In a sequence of actions undertaken during his first three weeks in office, Mr. Reagan began quickly repositioning American foreign and defense policy to give the United States a more active and influential role as a leader of the free world.
He is acting independently of Congress but in consultation.
He is asserting the constitutional authority of the presidency in the conduct of foreign affairs which in the wake of Vietnam and Watergate three presidents had lost to an out- reaching Congress.
He is starting to implement the main foreign and defense policy themes of his campaign with evident public and congressional assent.
Mr. Reagan is reversing the fundamental direction of foreign policy as he has been reversing domestic policy. Let me illustrate what is happening. This headline tells part of the story: "Weinberger suggests US more willing to station GIs in trouble spots abroad."
This is in conformity with the Republican platform. It reverses the position taken by President Nixon after the US hastily quit defending South Vietnam because public opinion and congressional opinion demanded that we get out. Shortly thereafter Mr. Nixon proclaimed that the US would minimize its military presence in distant parts of the world but would be willing to give financial and arms aid to nations defending themselves.
Secretary of Defense Weinberger, reversing the Nixon and congressional policy of being unwilling to station GIs in trouble spots abroad, now announces that the US would be open to placing American troops in Israel and, upon request, would be willing to station them in bases elsewhere in the Middle East.
This is significant change.
President Ford pleaded with Congress to permit him to provide military aid to the democratic forces in Angola after it had won its precarious independence from Portugal. He was refused. This negativism no longer appears dominant in Congress.
This is significant change.
Soon after his election President Carter announced that the US planned to withdraw all its ground forces from South Korea and began that withdrawal. He pressed the issue of human rights so persistently that relations between the two countries were reduced to periodic shouting matches, security faltered, and human rights were not benefited.
Now President Reagan has reversed both approaches. He has declared that US troops in South Korea will remain there indefinitely. President Chun Doo Hwan was received cordially at the White House, and Reagan has made headway on Korean civil rights which eluded Carter.

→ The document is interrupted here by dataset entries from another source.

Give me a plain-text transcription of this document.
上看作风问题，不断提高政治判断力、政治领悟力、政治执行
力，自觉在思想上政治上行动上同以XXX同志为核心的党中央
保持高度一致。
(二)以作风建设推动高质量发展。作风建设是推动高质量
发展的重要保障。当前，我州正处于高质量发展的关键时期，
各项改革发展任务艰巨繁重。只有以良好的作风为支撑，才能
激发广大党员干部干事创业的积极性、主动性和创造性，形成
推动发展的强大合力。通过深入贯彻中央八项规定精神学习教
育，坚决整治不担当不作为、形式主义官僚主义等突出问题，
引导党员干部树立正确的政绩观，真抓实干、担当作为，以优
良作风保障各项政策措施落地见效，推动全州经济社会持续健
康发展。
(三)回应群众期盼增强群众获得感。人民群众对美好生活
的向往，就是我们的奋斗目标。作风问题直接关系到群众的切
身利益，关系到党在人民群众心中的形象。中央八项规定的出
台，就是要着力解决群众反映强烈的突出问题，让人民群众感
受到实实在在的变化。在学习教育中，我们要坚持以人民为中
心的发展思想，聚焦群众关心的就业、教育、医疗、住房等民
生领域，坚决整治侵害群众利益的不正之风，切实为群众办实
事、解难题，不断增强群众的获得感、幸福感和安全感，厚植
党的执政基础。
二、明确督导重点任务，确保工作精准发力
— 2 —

This is significant change.
Soon after he took office President Carter was dismayed to find that the nearly completed SALT II treaty, instead of limiting strategic arms, actually increased the size of the nuclear arsenals on both sides. Whereupon Mr. Carter sent Secretary of State Vance to Moscow to present proposals to the Soviets for a "radical reduction" in strategic armaments and hoped that the Russians might welcome them. Just the opposite. The Soviets flatly rejected Vance's proposals , announced that they would not even discuss them, and accused the US of trying to trick them into a treaty which would advantage the US and disadvantage the Soviet Union.
Mr. Carter stepped back.
Mr. Reagan is apparently not stepping back. He has announced that he wants to negotiate with the Russians on strategic arms limitation, but that the only treaty that would interest the US would be one which brings a reduction, not an increase, in nuclear weaponry.
That is significant change.
In all these areas it seems to me that President Reagan is moving in the right direction, supported by a congressional and public o pinion which is substantially on his side.